We kunnen dit schematisch als volgt weergeven:

collectieve uitgaven

een belangrijk deel van de overheidsconsumptie zijn de ambtenarensalarissen!

Met overheidsbestedingen legt de overheid zélf beslag op productiefactoren. Wanneer de overheid goederen of diensten koopt is het beslag op productiefactoren direct duidelijk. Maar ook met het in dienst nemen van ambtenaren legt de overheid beslag op productiefactoren, namelijk de productiefactor arbeid.

Met overdrachtsuitgaven legt de overheid indirect beslag op productiefactoren. Niet de overheid, maar de ontvanger van het geld koopt goederen of diensten.

Verwarring

Ten onrechte worden uitgaven aan sociale verzekeringen vaak bij de overheidsuitgaven genoemd. In principe staan de sociale verzekeringsfondsen financieel los van de overheid. Zij krijgen hun geld binnen via de sociale premies.
Helaas wordt tegen deze scheiding regelmatig gezondigd, zélfs op examens en steeds vaker ook door de overheid zelf. Tóch is het verstandig om deze tweedeling goed in de gaten te houden.
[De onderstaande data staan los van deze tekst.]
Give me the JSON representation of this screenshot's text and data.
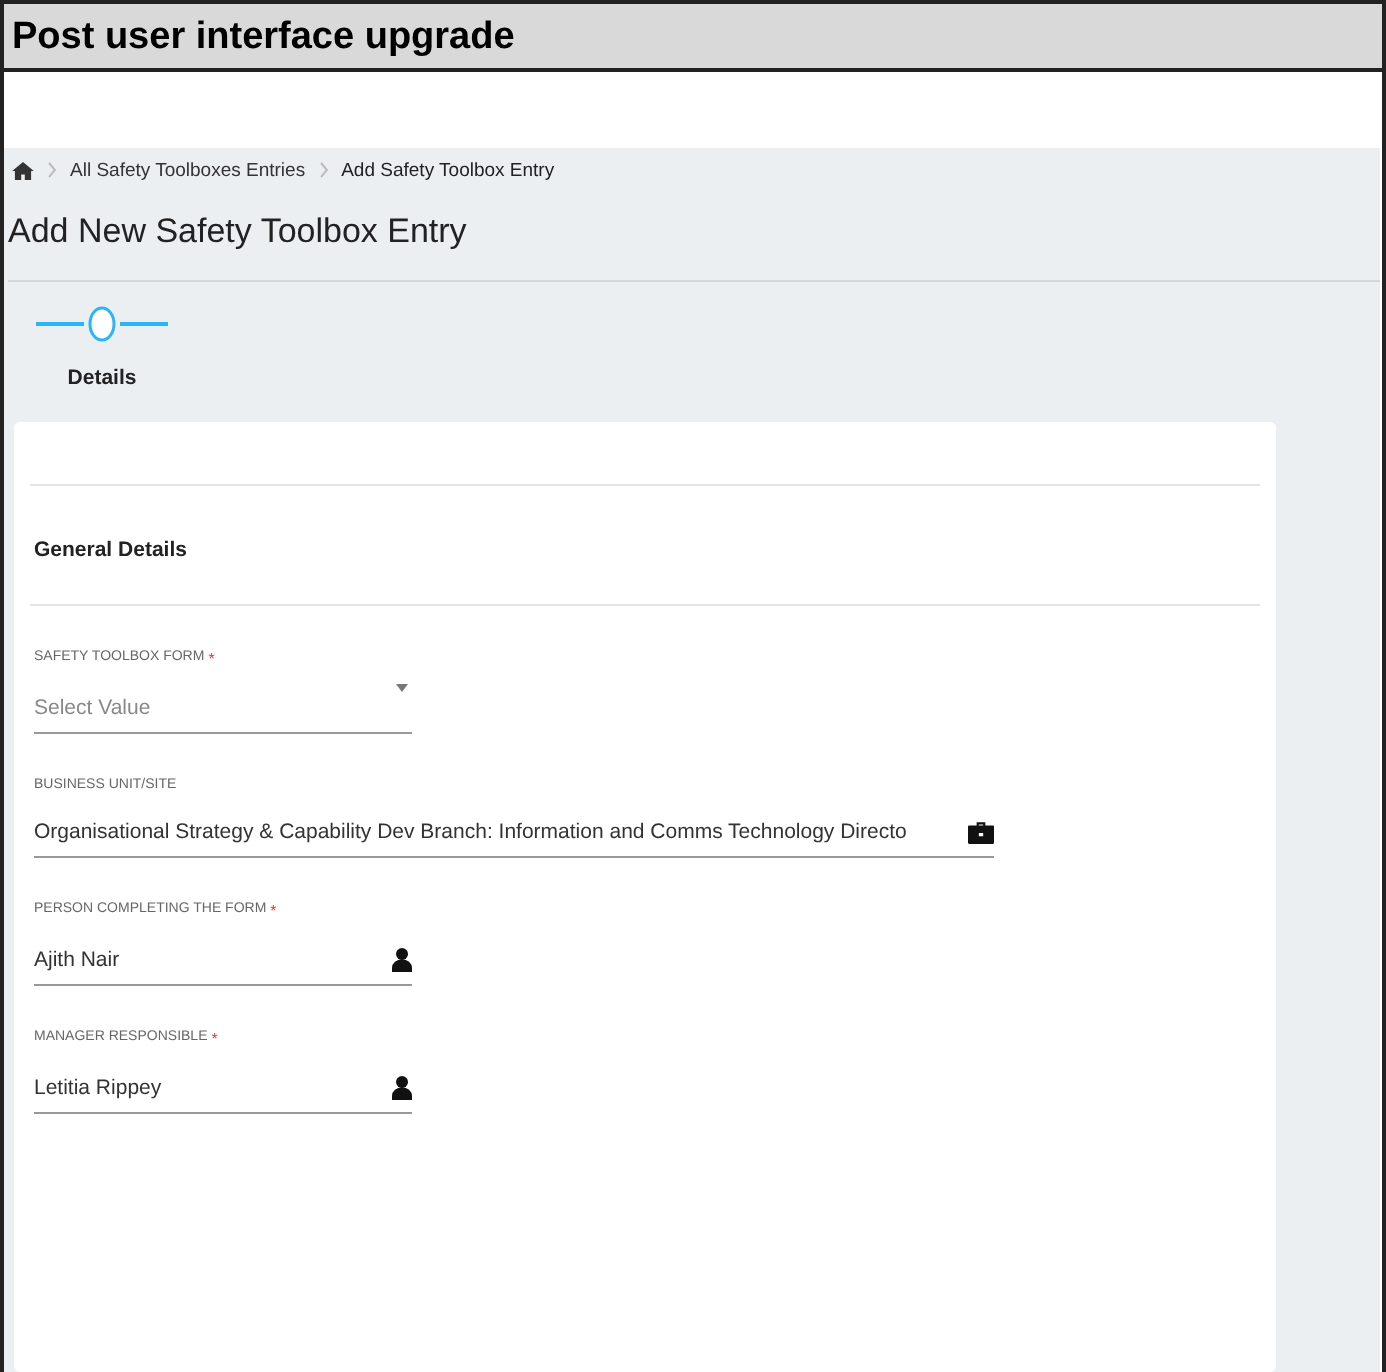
{
  "banner": {
    "title": "Post user interface upgrade"
  },
  "breadcrumb": [
    "All Safety Toolboxes Entries",
    "Add Safety Toolbox Entry"
  ],
  "page_title": "Add New Safety Toolbox Entry",
  "steps": [
    {
      "label": "Details",
      "selected": true
    }
  ],
  "section_title": "General Details",
  "fields": [
    {
      "kind": "select",
      "label": "SAFETY TOOLBOX FORM",
      "required_mark": "*",
      "placeholder": "Select Value"
    },
    {
      "kind": "site",
      "label": "BUSINESS UNIT/SITE",
      "value": "Organisational Strategy & Capability Dev Branch: Information and Comms Technology Directo"
    },
    {
      "kind": "person",
      "label": "PERSON COMPLETING THE FORM",
      "required_mark": "*",
      "value": "Ajith Nair"
    },
    {
      "kind": "person",
      "label": "MANAGER RESPONSIBLE",
      "required_mark": "*",
      "value": "Letitia Rippey"
    }
  ]
}
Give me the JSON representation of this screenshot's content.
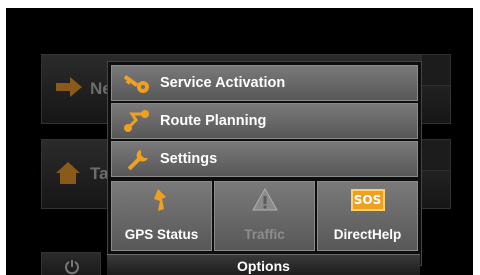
{
  "background": {
    "buttons": [
      {
        "label": "Ne",
        "icon": "arrow-right-icon"
      },
      {
        "label": "Ta",
        "icon": "home-icon"
      }
    ],
    "bottom_icon": "power-icon"
  },
  "popup": {
    "rows": [
      {
        "label": "Service Activation",
        "icon": "key-icon"
      },
      {
        "label": "Route Planning",
        "icon": "route-icon"
      },
      {
        "label": "Settings",
        "icon": "wrench-icon"
      }
    ],
    "tiles": [
      {
        "label": "GPS Status",
        "icon": "satellite-icon",
        "enabled": true
      },
      {
        "label": "Traffic",
        "icon": "warning-icon",
        "enabled": false
      },
      {
        "label": "DirectHelp",
        "icon": "sos-icon",
        "icon_text": "SOS",
        "enabled": true
      }
    ]
  },
  "options_bar": {
    "label": "Options"
  },
  "colors": {
    "accent": "#f0a020",
    "row": "#6a6a6a",
    "background": "#000000"
  }
}
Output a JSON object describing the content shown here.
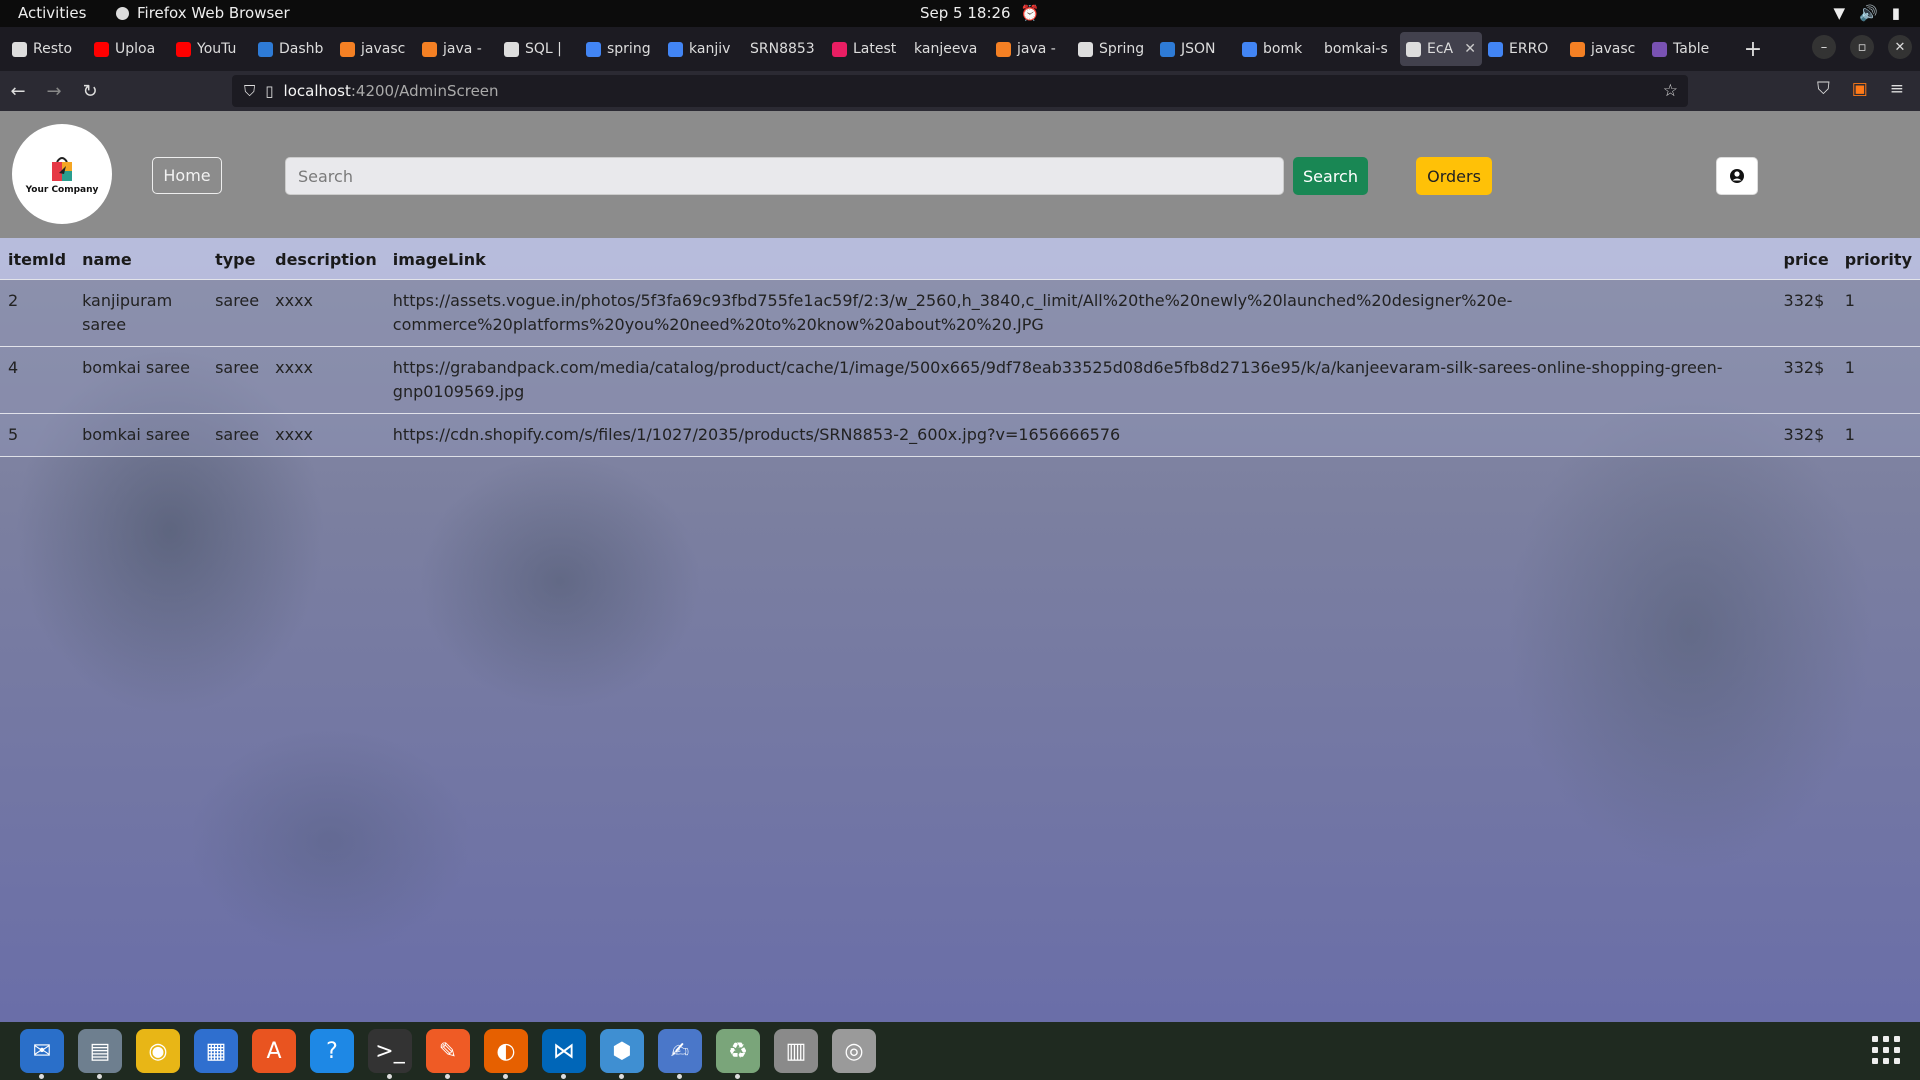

Wanneer er meer werkloosheid is zorgen extra werkloosheidsuitkeringen niet voor meer overheidsuitgaven. Wél voor meer uitgaven door de sociale verzekeringsfondsen!
Wanneer de overheid echter ook meer bijstandsuitkeringen moet gaan betalen stijgen de overheidsuitgaven wél. Bijstand wordt namelijk betaald uit de algemene belastingopbrengst en behoort tot de overdrachtsuitgaven van de overheid.